|Pathologists examine stained specimens under a microscope to diagnose a multitude of diseases. With the advancement of scanner technology in recent years, the entire tissue glass slide can now be scanned and saved as a digital image known as a whole slide image (WSI). The digitization of glass slides enables the use of digital image analysis tools to evaluate WSIs. Machine Learning (ML) and, more specifically, Deep Learning (DL) has piqued practitioners' interest because they deliver cutting-edge results without the need for feature engineering. However, the DL performance comes at a cost; training deep models necessitates massive amounts of data that must be manually labeled by domain experts. Hand-labeled datasets take time and resources to create, especially when specialized knowledge is required, as in medicine. As a result, practitioners are increasingly focusing on techniques that require less supervision. Furthermore, due to existing hardware limitations, high-dimensional digital slides impede the application of cutting-edge deep learning models.

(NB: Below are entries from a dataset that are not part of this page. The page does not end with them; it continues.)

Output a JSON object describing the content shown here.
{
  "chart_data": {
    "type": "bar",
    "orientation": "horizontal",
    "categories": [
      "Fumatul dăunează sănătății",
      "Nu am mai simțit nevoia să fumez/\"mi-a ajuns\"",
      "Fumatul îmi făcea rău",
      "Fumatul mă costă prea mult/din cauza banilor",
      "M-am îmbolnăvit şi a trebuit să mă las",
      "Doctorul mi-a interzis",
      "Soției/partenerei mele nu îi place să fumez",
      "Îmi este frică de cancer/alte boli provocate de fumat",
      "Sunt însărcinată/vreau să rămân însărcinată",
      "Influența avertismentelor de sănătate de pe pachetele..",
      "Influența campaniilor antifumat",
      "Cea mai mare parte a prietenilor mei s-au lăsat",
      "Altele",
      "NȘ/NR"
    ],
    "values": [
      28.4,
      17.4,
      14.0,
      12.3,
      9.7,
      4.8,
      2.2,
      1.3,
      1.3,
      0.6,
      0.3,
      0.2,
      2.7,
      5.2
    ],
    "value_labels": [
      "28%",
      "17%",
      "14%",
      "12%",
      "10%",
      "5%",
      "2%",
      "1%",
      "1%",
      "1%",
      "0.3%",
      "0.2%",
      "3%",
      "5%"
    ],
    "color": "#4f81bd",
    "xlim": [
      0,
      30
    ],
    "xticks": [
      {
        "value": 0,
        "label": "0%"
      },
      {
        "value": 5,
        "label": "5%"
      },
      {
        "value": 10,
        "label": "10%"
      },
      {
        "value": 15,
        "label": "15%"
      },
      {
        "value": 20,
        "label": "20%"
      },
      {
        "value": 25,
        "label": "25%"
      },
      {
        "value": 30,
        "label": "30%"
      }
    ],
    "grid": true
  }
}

As a result, most learning methods frequently require pixel-level annotation and are best suited for simplified scenarios like working with small and manageable images.
In this thesis, two methods for representing WSIs with weakly labeled data will be proposed to address the challenges of WSI representation learning in digital pathology. First, a pipeline for learning WSI representation at low magnification is proposed. This algorithm allows for the low-cost use of deep learning methods at the slide level. A WSI is embedded into a fixed-length compact feature vector using a deep model, making it suitable for computer vision tasks such as classification and search. A multitask multi-instance learning paradigm based on Vision Transformers (ViTs) is also proposed to learn visual descriptors by learning to predict gene expressions from H&E WSIs. Not only does this approach connect the tissue morphology and transcriptomics domains, but it also generates a WSI representation that taps into the wealth of information contained in the molecular signature of the input. As a result, it is now possible to learn visual representations using rich gene-level data as the ultimate source of biological information while also providing a mechanism for translating visual knowledge to transcriptomics.

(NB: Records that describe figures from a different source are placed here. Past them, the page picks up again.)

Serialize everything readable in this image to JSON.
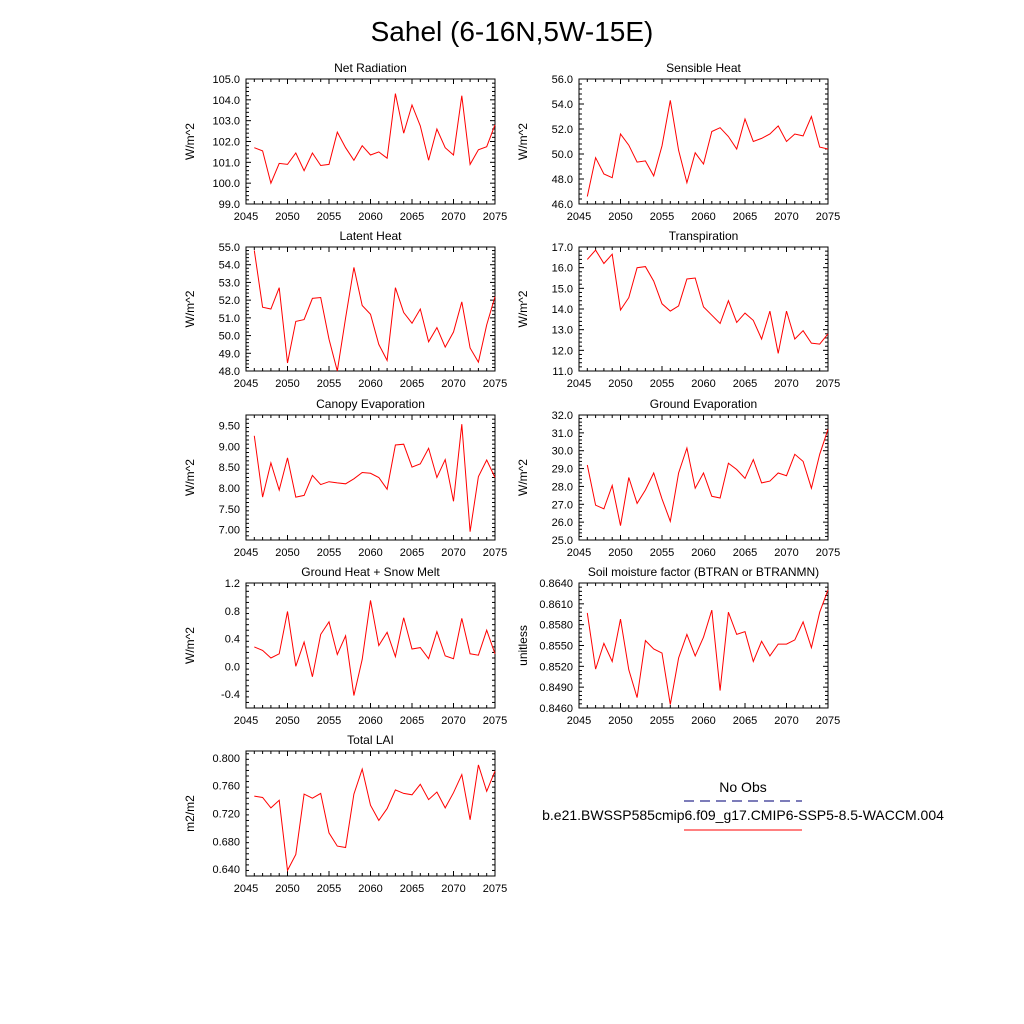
{
  "page_title": "Sahel (6-16N,5W-15E)",
  "legend": {
    "entries": [
      {
        "label": "No Obs",
        "color": "#2d2d8f",
        "style": "dashed"
      },
      {
        "label": "b.e21.BWSSP585cmip6.f09_g17.CMIP6-SSP5-8.5-WACCM.004",
        "color": "#ff0000",
        "style": "solid"
      }
    ]
  },
  "chart_data": [
    {
      "id": "net-radiation",
      "type": "line",
      "title": "Net Radiation",
      "ylabel": "W/m^2",
      "xlim": [
        2045,
        2075
      ],
      "ylim": [
        99.0,
        105.0
      ],
      "yticks": [
        99.0,
        100.0,
        101.0,
        102.0,
        103.0,
        104.0,
        105.0
      ],
      "ytick_labels": [
        "99.0",
        "100.0",
        "101.0",
        "102.0",
        "103.0",
        "104.0",
        "105.0"
      ],
      "xticks": [
        2045,
        2050,
        2055,
        2060,
        2065,
        2070,
        2075
      ],
      "xtick_labels": [
        "2045",
        "2050",
        "2055",
        "2060",
        "2065",
        "2070",
        "2075"
      ],
      "series": [
        {
          "name": "b.e21.BWSSP585cmip6.f09_g17.CMIP6-SSP5-8.5-WACCM.004",
          "color": "#ff0000",
          "x": [
            2046,
            2047,
            2048,
            2049,
            2050,
            2051,
            2052,
            2053,
            2054,
            2055,
            2056,
            2057,
            2058,
            2059,
            2060,
            2061,
            2062,
            2063,
            2064,
            2065,
            2066,
            2067,
            2068,
            2069,
            2070,
            2071,
            2072,
            2073,
            2074,
            2075
          ],
          "values": [
            101.7,
            101.55,
            100.0,
            100.95,
            100.9,
            101.45,
            100.6,
            101.45,
            100.85,
            100.9,
            102.45,
            101.7,
            101.1,
            101.8,
            101.35,
            101.5,
            101.2,
            104.3,
            102.4,
            103.75,
            102.75,
            101.1,
            102.6,
            101.7,
            101.35,
            104.2,
            100.9,
            101.6,
            101.75,
            102.8
          ]
        }
      ]
    },
    {
      "id": "sensible-heat",
      "type": "line",
      "title": "Sensible Heat",
      "ylabel": "W/m^2",
      "xlim": [
        2045,
        2075
      ],
      "ylim": [
        46.0,
        56.0
      ],
      "yticks": [
        46.0,
        48.0,
        50.0,
        52.0,
        54.0,
        56.0
      ],
      "ytick_labels": [
        "46.0",
        "48.0",
        "50.0",
        "52.0",
        "54.0",
        "56.0"
      ],
      "xticks": [
        2045,
        2050,
        2055,
        2060,
        2065,
        2070,
        2075
      ],
      "xtick_labels": [
        "2045",
        "2050",
        "2055",
        "2060",
        "2065",
        "2070",
        "2075"
      ],
      "series": [
        {
          "name": "b.e21.BWSSP585cmip6.f09_g17.CMIP6-SSP5-8.5-WACCM.004",
          "color": "#ff0000",
          "x": [
            2046,
            2047,
            2048,
            2049,
            2050,
            2051,
            2052,
            2053,
            2054,
            2055,
            2056,
            2057,
            2058,
            2059,
            2060,
            2061,
            2062,
            2063,
            2064,
            2065,
            2066,
            2067,
            2068,
            2069,
            2070,
            2071,
            2072,
            2073,
            2074,
            2075
          ],
          "values": [
            46.6,
            49.7,
            48.4,
            48.1,
            51.6,
            50.7,
            49.35,
            49.45,
            48.25,
            50.65,
            54.3,
            50.3,
            47.7,
            50.1,
            49.2,
            51.8,
            52.1,
            51.4,
            50.4,
            52.8,
            51.0,
            51.25,
            51.6,
            52.25,
            51.0,
            51.6,
            51.45,
            53.0,
            50.55,
            50.4
          ]
        }
      ]
    },
    {
      "id": "latent-heat",
      "type": "line",
      "title": "Latent Heat",
      "ylabel": "W/m^2",
      "xlim": [
        2045,
        2075
      ],
      "ylim": [
        48.0,
        55.0
      ],
      "yticks": [
        48.0,
        49.0,
        50.0,
        51.0,
        52.0,
        53.0,
        54.0,
        55.0
      ],
      "ytick_labels": [
        "48.0",
        "49.0",
        "50.0",
        "51.0",
        "52.0",
        "53.0",
        "54.0",
        "55.0"
      ],
      "xticks": [
        2045,
        2050,
        2055,
        2060,
        2065,
        2070,
        2075
      ],
      "xtick_labels": [
        "2045",
        "2050",
        "2055",
        "2060",
        "2065",
        "2070",
        "2075"
      ],
      "series": [
        {
          "name": "b.e21.BWSSP585cmip6.f09_g17.CMIP6-SSP5-8.5-WACCM.004",
          "color": "#ff0000",
          "x": [
            2046,
            2047,
            2048,
            2049,
            2050,
            2051,
            2052,
            2053,
            2054,
            2055,
            2056,
            2057,
            2058,
            2059,
            2060,
            2061,
            2062,
            2063,
            2064,
            2065,
            2066,
            2067,
            2068,
            2069,
            2070,
            2071,
            2072,
            2073,
            2074,
            2075
          ],
          "values": [
            54.8,
            51.6,
            51.5,
            52.7,
            48.45,
            50.8,
            50.9,
            52.1,
            52.15,
            49.8,
            48.0,
            51.0,
            53.85,
            51.7,
            51.2,
            49.5,
            48.6,
            52.7,
            51.3,
            50.7,
            51.5,
            49.65,
            50.45,
            49.35,
            50.2,
            51.9,
            49.3,
            48.5,
            50.6,
            52.2
          ]
        }
      ]
    },
    {
      "id": "transpiration",
      "type": "line",
      "title": "Transpiration",
      "ylabel": "W/m^2",
      "xlim": [
        2045,
        2075
      ],
      "ylim": [
        11.0,
        17.0
      ],
      "yticks": [
        11.0,
        12.0,
        13.0,
        14.0,
        15.0,
        16.0,
        17.0
      ],
      "ytick_labels": [
        "11.0",
        "12.0",
        "13.0",
        "14.0",
        "15.0",
        "16.0",
        "17.0"
      ],
      "xticks": [
        2045,
        2050,
        2055,
        2060,
        2065,
        2070,
        2075
      ],
      "xtick_labels": [
        "2045",
        "2050",
        "2055",
        "2060",
        "2065",
        "2070",
        "2075"
      ],
      "series": [
        {
          "name": "b.e21.BWSSP585cmip6.f09_g17.CMIP6-SSP5-8.5-WACCM.004",
          "color": "#ff0000",
          "x": [
            2046,
            2047,
            2048,
            2049,
            2050,
            2051,
            2052,
            2053,
            2054,
            2055,
            2056,
            2057,
            2058,
            2059,
            2060,
            2061,
            2062,
            2063,
            2064,
            2065,
            2066,
            2067,
            2068,
            2069,
            2070,
            2071,
            2072,
            2073,
            2074,
            2075
          ],
          "values": [
            16.4,
            16.85,
            16.2,
            16.65,
            13.95,
            14.55,
            16.0,
            16.05,
            15.35,
            14.25,
            13.9,
            14.15,
            15.45,
            15.5,
            14.1,
            13.7,
            13.3,
            14.4,
            13.35,
            13.8,
            13.45,
            12.55,
            13.9,
            11.85,
            13.9,
            12.55,
            12.95,
            12.35,
            12.3,
            12.8
          ]
        }
      ]
    },
    {
      "id": "canopy-evaporation",
      "type": "line",
      "title": "Canopy Evaporation",
      "ylabel": "W/m^2",
      "xlim": [
        2045,
        2075
      ],
      "ylim": [
        6.75,
        9.75
      ],
      "yticks": [
        7.0,
        7.5,
        8.0,
        8.5,
        9.0,
        9.5
      ],
      "ytick_labels": [
        "7.00",
        "7.50",
        "8.00",
        "8.50",
        "9.00",
        "9.50"
      ],
      "xticks": [
        2045,
        2050,
        2055,
        2060,
        2065,
        2070,
        2075
      ],
      "xtick_labels": [
        "2045",
        "2050",
        "2055",
        "2060",
        "2065",
        "2070",
        "2075"
      ],
      "series": [
        {
          "name": "b.e21.BWSSP585cmip6.f09_g17.CMIP6-SSP5-8.5-WACCM.004",
          "color": "#ff0000",
          "x": [
            2046,
            2047,
            2048,
            2049,
            2050,
            2051,
            2052,
            2053,
            2054,
            2055,
            2056,
            2057,
            2058,
            2059,
            2060,
            2061,
            2062,
            2063,
            2064,
            2065,
            2066,
            2067,
            2068,
            2069,
            2070,
            2071,
            2072,
            2073,
            2074,
            2075
          ],
          "values": [
            9.25,
            7.78,
            8.6,
            7.95,
            8.72,
            7.78,
            7.82,
            8.3,
            8.08,
            8.15,
            8.12,
            8.1,
            8.22,
            8.37,
            8.35,
            8.25,
            7.97,
            9.03,
            9.05,
            8.5,
            8.58,
            8.95,
            8.25,
            8.68,
            7.68,
            9.53,
            6.95,
            8.27,
            8.67,
            8.25
          ]
        }
      ]
    },
    {
      "id": "ground-evaporation",
      "type": "line",
      "title": "Ground Evaporation",
      "ylabel": "W/m^2",
      "xlim": [
        2045,
        2075
      ],
      "ylim": [
        25.0,
        32.0
      ],
      "yticks": [
        25.0,
        26.0,
        27.0,
        28.0,
        29.0,
        30.0,
        31.0,
        32.0
      ],
      "ytick_labels": [
        "25.0",
        "26.0",
        "27.0",
        "28.0",
        "29.0",
        "30.0",
        "31.0",
        "32.0"
      ],
      "xticks": [
        2045,
        2050,
        2055,
        2060,
        2065,
        2070,
        2075
      ],
      "xtick_labels": [
        "2045",
        "2050",
        "2055",
        "2060",
        "2065",
        "2070",
        "2075"
      ],
      "series": [
        {
          "name": "b.e21.BWSSP585cmip6.f09_g17.CMIP6-SSP5-8.5-WACCM.004",
          "color": "#ff0000",
          "x": [
            2046,
            2047,
            2048,
            2049,
            2050,
            2051,
            2052,
            2053,
            2054,
            2055,
            2056,
            2057,
            2058,
            2059,
            2060,
            2061,
            2062,
            2063,
            2064,
            2065,
            2066,
            2067,
            2068,
            2069,
            2070,
            2071,
            2072,
            2073,
            2074,
            2075
          ],
          "values": [
            29.2,
            26.95,
            26.75,
            28.05,
            25.8,
            28.5,
            27.05,
            27.8,
            28.75,
            27.3,
            26.05,
            28.75,
            30.15,
            27.9,
            28.75,
            27.45,
            27.35,
            29.3,
            28.95,
            28.45,
            29.5,
            28.2,
            28.3,
            28.75,
            28.6,
            29.8,
            29.4,
            27.9,
            29.8,
            31.2
          ]
        }
      ]
    },
    {
      "id": "ground-heat-snow-melt",
      "type": "line",
      "title": "Ground Heat + Snow Melt",
      "ylabel": "W/m^2",
      "xlim": [
        2045,
        2075
      ],
      "ylim": [
        -0.6,
        1.2
      ],
      "yticks": [
        -0.4,
        0.0,
        0.4,
        0.8,
        1.2
      ],
      "ytick_labels": [
        "-0.4",
        "0.0",
        "0.4",
        "0.8",
        "1.2"
      ],
      "xticks": [
        2045,
        2050,
        2055,
        2060,
        2065,
        2070,
        2075
      ],
      "xtick_labels": [
        "2045",
        "2050",
        "2055",
        "2060",
        "2065",
        "2070",
        "2075"
      ],
      "series": [
        {
          "name": "b.e21.BWSSP585cmip6.f09_g17.CMIP6-SSP5-8.5-WACCM.004",
          "color": "#ff0000",
          "x": [
            2046,
            2047,
            2048,
            2049,
            2050,
            2051,
            2052,
            2053,
            2054,
            2055,
            2056,
            2057,
            2058,
            2059,
            2060,
            2061,
            2062,
            2063,
            2064,
            2065,
            2066,
            2067,
            2068,
            2069,
            2070,
            2071,
            2072,
            2073,
            2074,
            2075
          ],
          "values": [
            0.28,
            0.23,
            0.12,
            0.18,
            0.79,
            0.0,
            0.35,
            -0.15,
            0.46,
            0.64,
            0.17,
            0.44,
            -0.42,
            0.1,
            0.95,
            0.3,
            0.49,
            0.14,
            0.7,
            0.25,
            0.27,
            0.11,
            0.5,
            0.15,
            0.11,
            0.69,
            0.18,
            0.16,
            0.52,
            0.18
          ]
        }
      ]
    },
    {
      "id": "soil-moisture-factor",
      "type": "line",
      "title": "Soil moisture factor (BTRAN or BTRANMN)",
      "ylabel": "unitless",
      "xlim": [
        2045,
        2075
      ],
      "ylim": [
        0.846,
        0.864
      ],
      "yticks": [
        0.846,
        0.849,
        0.852,
        0.855,
        0.858,
        0.861,
        0.864
      ],
      "ytick_labels": [
        "0.8460",
        "0.8490",
        "0.8520",
        "0.8550",
        "0.8580",
        "0.8610",
        "0.8640"
      ],
      "xticks": [
        2045,
        2050,
        2055,
        2060,
        2065,
        2070,
        2075
      ],
      "xtick_labels": [
        "2045",
        "2050",
        "2055",
        "2060",
        "2065",
        "2070",
        "2075"
      ],
      "series": [
        {
          "name": "b.e21.BWSSP585cmip6.f09_g17.CMIP6-SSP5-8.5-WACCM.004",
          "color": "#ff0000",
          "x": [
            2046,
            2047,
            2048,
            2049,
            2050,
            2051,
            2052,
            2053,
            2054,
            2055,
            2056,
            2057,
            2058,
            2059,
            2060,
            2061,
            2062,
            2063,
            2064,
            2065,
            2066,
            2067,
            2068,
            2069,
            2070,
            2071,
            2072,
            2073,
            2074,
            2075
          ],
          "values": [
            0.8597,
            0.8516,
            0.8553,
            0.8527,
            0.8588,
            0.8515,
            0.8475,
            0.8557,
            0.8545,
            0.8539,
            0.8465,
            0.8532,
            0.8566,
            0.8535,
            0.8562,
            0.8601,
            0.8485,
            0.8598,
            0.8566,
            0.857,
            0.8527,
            0.8556,
            0.8535,
            0.8552,
            0.8552,
            0.8558,
            0.8584,
            0.8547,
            0.8598,
            0.863
          ]
        }
      ]
    },
    {
      "id": "total-lai",
      "type": "line",
      "title": "Total LAI",
      "ylabel": "m2/m2",
      "xlim": [
        2045,
        2075
      ],
      "ylim": [
        0.63,
        0.81
      ],
      "yticks": [
        0.64,
        0.68,
        0.72,
        0.76,
        0.8
      ],
      "ytick_labels": [
        "0.640",
        "0.680",
        "0.720",
        "0.760",
        "0.800"
      ],
      "xticks": [
        2045,
        2050,
        2055,
        2060,
        2065,
        2070,
        2075
      ],
      "xtick_labels": [
        "2045",
        "2050",
        "2055",
        "2060",
        "2065",
        "2070",
        "2075"
      ],
      "series": [
        {
          "name": "b.e21.BWSSP585cmip6.f09_g17.CMIP6-SSP5-8.5-WACCM.004",
          "color": "#ff0000",
          "x": [
            2046,
            2047,
            2048,
            2049,
            2050,
            2051,
            2052,
            2053,
            2054,
            2055,
            2056,
            2057,
            2058,
            2059,
            2060,
            2061,
            2062,
            2063,
            2064,
            2065,
            2066,
            2067,
            2068,
            2069,
            2070,
            2071,
            2072,
            2073,
            2074,
            2075
          ],
          "values": [
            0.745,
            0.743,
            0.728,
            0.739,
            0.638,
            0.661,
            0.748,
            0.742,
            0.749,
            0.692,
            0.673,
            0.671,
            0.748,
            0.784,
            0.732,
            0.71,
            0.727,
            0.754,
            0.749,
            0.747,
            0.762,
            0.74,
            0.751,
            0.728,
            0.75,
            0.776,
            0.711,
            0.79,
            0.752,
            0.781
          ]
        }
      ]
    }
  ]
}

Finally, the proposed models have been trained and evaluated using renal cell cancer subtyping as a case study. TCGA, a publicly available cancer repository, is used to train the proposed models. The performance and superiority of the models are demonstrated by comparison to state-of-the-art models developed for WSI classification, search, and gene expression prediction. Lastly, the generalizability of the trained models was demonstrated by testing them on an independent (external) test cohort.